What struck me the most in Senegal is the way creation is embedded in every moment of life. Unlike in other contexts, there is no separation between artistic creation and daily life. Ritual practices and the sacred are intrinsically linked to artistic creation, whether in dance, cinema, textiles, music, poetry, or literature. What is fascinating is that these creations do not need institutionalized art spaces to exist. They take shape outside official artistic frameworks.

Installation View. Phto: DakArtNews.

Could you give some examples of this phenomenon in Senegal?

One clear example is the rich visual culture associated with Mouridism—expressed through murals, bus and car paintings, and sous-verre (reverse glass painting). It is also present in movement, breath, and choreographies inspired by prayer and rhythmic breathing. There is a musical choreography, but also in the garments crafted by those who practice these rituals. All of this represents a powerful and unique artistic creation.


What were the main challenges you faced during your research?

One of my key concerns, when working outside my own geography and community rituals, is avoiding an ethnographic gaze. I am not here as an analyst or anthropologist of rituals—that is not my interest. Instead, I focus on what artists create from these rituals. The main challenge of this curatorial research is setting boundaries to avoid falling into the traps of ethnographic analysis, which has well-known limitations.

Installation View. Photo: DakArtNews.

Your research merges philosophy and spirituality, as reflected in the titles of the books displayed on the walls.

I draw a lot from political science, philosophy, and theology.
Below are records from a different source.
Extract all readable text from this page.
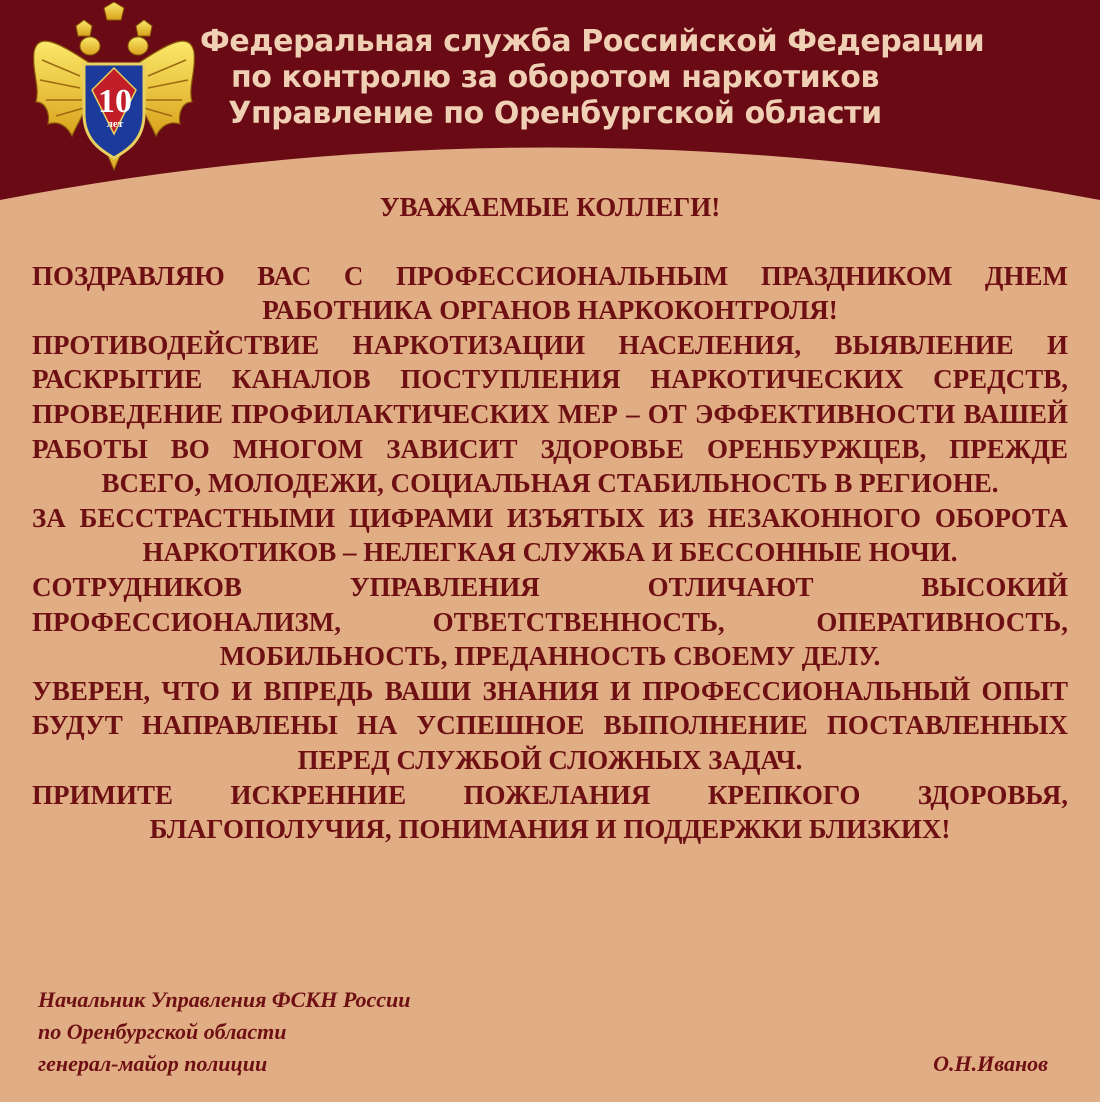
10
лет
Федеральная служба Российской Федерации
по контролю за оборотом наркотиков
Управление по Оренбургской области
УВАЖАЕМЫЕ КОЛЛЕГИ!
ПОЗДРАВЛЯЮ ВАС С ПРОФЕССИОНАЛЬНЫМ ПРАЗДНИКОМ ДНЕМ РАБОТНИКА ОРГАНОВ НАРКОКОНТРОЛЯ!
ПРОТИВОДЕЙСТВИЕ НАРКОТИЗАЦИИ НАСЕЛЕНИЯ, ВЫЯВЛЕНИЕ И РАСКРЫТИЕ КАНАЛОВ ПОСТУПЛЕНИЯ НАРКОТИЧЕСКИХ СРЕДСТВ, ПРОВЕДЕНИЕ ПРОФИЛАКТИЧЕСКИХ МЕР – ОТ ЭФФЕКТИВНОСТИ ВАШЕЙ РАБОТЫ ВО МНОГОМ ЗАВИСИТ ЗДОРОВЬЕ ОРЕНБУРЖЦЕВ, ПРЕЖДЕ ВСЕГО, МОЛОДЕЖИ, СОЦИАЛЬНАЯ СТАБИЛЬНОСТЬ В РЕГИОНЕ.
ЗА БЕССТРАСТНЫМИ ЦИФРАМИ ИЗЪЯТЫХ ИЗ НЕЗАКОННОГО ОБОРОТА НАРКОТИКОВ – НЕЛЕГКАЯ СЛУЖБА И БЕССОННЫЕ НОЧИ.
СОТРУДНИКОВ УПРАВЛЕНИЯ ОТЛИЧАЮТ ВЫСОКИЙ ПРОФЕССИОНАЛИЗМ, ОТВЕТСТВЕННОСТЬ, ОПЕРАТИВНОСТЬ, МОБИЛЬНОСТЬ, ПРЕДАННОСТЬ СВОЕМУ ДЕЛУ.
УВЕРЕН, ЧТО И ВПРЕДЬ ВАШИ ЗНАНИЯ И ПРОФЕССИОНАЛЬНЫЙ ОПЫТ БУДУТ НАПРАВЛЕНЫ НА УСПЕШНОЕ ВЫПОЛНЕНИЕ ПОСТАВЛЕННЫХ ПЕРЕД СЛУЖБОЙ СЛОЖНЫХ ЗАДАЧ.
ПРИМИТЕ ИСКРЕННИЕ ПОЖЕЛАНИЯ КРЕПКОГО ЗДОРОВЬЯ, БЛАГОПОЛУЧИЯ, ПОНИМАНИЯ И ПОДДЕРЖКИ БЛИЗКИХ!
Начальник Управления ФСКН России
по Оренбургской области
генерал-майор полиции	О.Н.Иванов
The books displayed on the walls are the ones I brought with me from Tunis. I hadn’t planned on creating this wall initially, but these books have accompanied me throughout my research. The idea was to place them on the walls so that visitors feel free to take them, read them, and share this knowledge.


How do you understand the notion of resistance? Would you say it is the central theme for the artists you work with?

It is a recurring theme in the work of the artists I collaborate with, regardless of their geography—whether in Palestine, Zimbabwe, Lebanon, South Africa, Tunisia, or now Senegal. They engage in resistance against various forms of domination, erasure, occupation, apartheid, or even genocide. That is the common thread uniting all these artists—the will to resist obliteration and forgetting.


For the audience visiting this installation, what are the key messages you hope they take away?

Each visitor is free to interpret the installation in their own way. I have noticed that people with very different family or community backgrounds often identify with a particular element—perhaps a note, a bibliographic reference, or an artist. Ideally, I would love for visitors to take a pencil and add their own arrows, regions, countries, or concepts—making it a truly evolving and participatory map.